Search code examples
ssliisnetshcertutilwindows-server-2022

"The parameter is incorrect" error using "netsh http add sslcert" on Windows Server 2022

I have an "The parameter is incorrect." error on Windows Server 2022

I obtain the appid from certutil -store "MY" %SSL_DOMAIN% ^| find "Key Container"

Cert Hash(sha1): 6d5b92e25d056dc1c6dc671672e0dd2363ea1aac Key Container = !002a.fz-win.tk-2a270cf2-6652-4e79-81ce-36087def3cc2 Provider = Microsoft Software Key Storage Provider

And then use this "Key Container" value to set appid parameter

netsh http add sslcert hostnameport=xxxxxx:443 certstorename=MY certhash=6d5b92e25d056dc1c6dc671672e0dd2363ea1aac appid=!002a.fz-win.tk-f2ee0730-9396-4a0a-8fdb-d62e126a753a

The appid format is wrong and I think that the problem is with the provider on certutil.
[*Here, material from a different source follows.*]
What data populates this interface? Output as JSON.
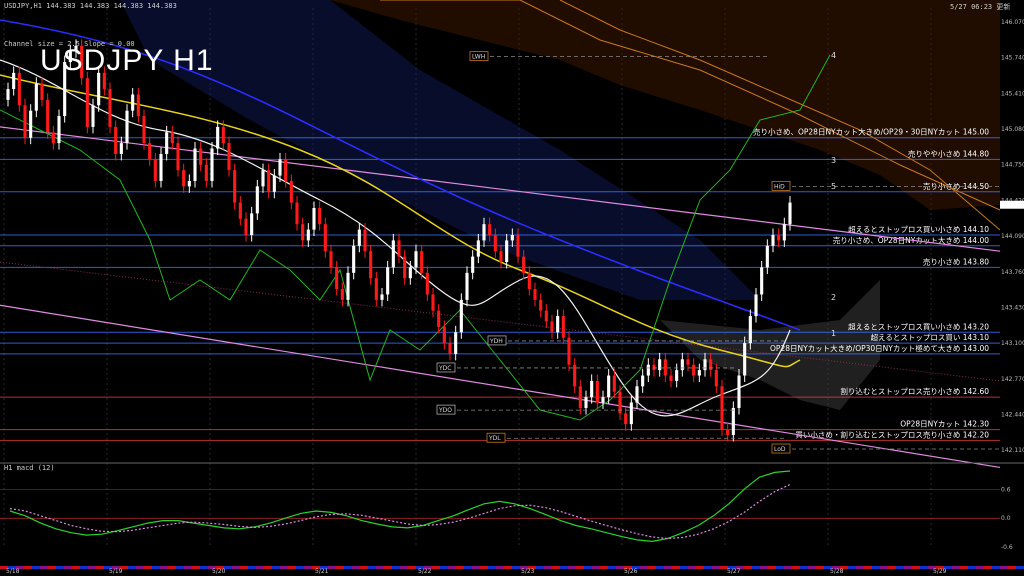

These commands are for associate SSL certificate to binding. These commands in legacy windows server work fine. Please can you help me .

These commands are to associate SSL certificate to binding.

Solution

  • [appid=GUID] Specifies the GUID to identify the owning application.

    1. You need to specify an "appId", which is a Globally Unique Identifier (GUID) or Universally Unique Identifier (UUID) that Windows will use to identify the certificate.
    2. If you have Visual Studio, you can use Tools -> Create GUID -> Choose "4. Registry Format".
    3. There is a "free" GUID generator online https://guidgenerator.com/online-guid-generator.aspx.
    4. Or create your own: https://en.wikipedia.org/wiki/Universally_unique_identifier

    The command will look like this, just as an example:

    netsh http add sslcert hostnameport=xxxxxx:443 certstorename=MY certhash=6d5b92e25d056dc1c6dc671672e0dd2363ea1aac appid={00112233-4455-6677-8899-AABBCCDDEEFF}

    Related reference links:

    https://learn.microsoft.com/en-us/windows/win32/http/add-sslcert

    https://superuser.com/questions/1094209/appid-or-guid-of-a-running-service

    What 'appid' should I use with netsh.exe?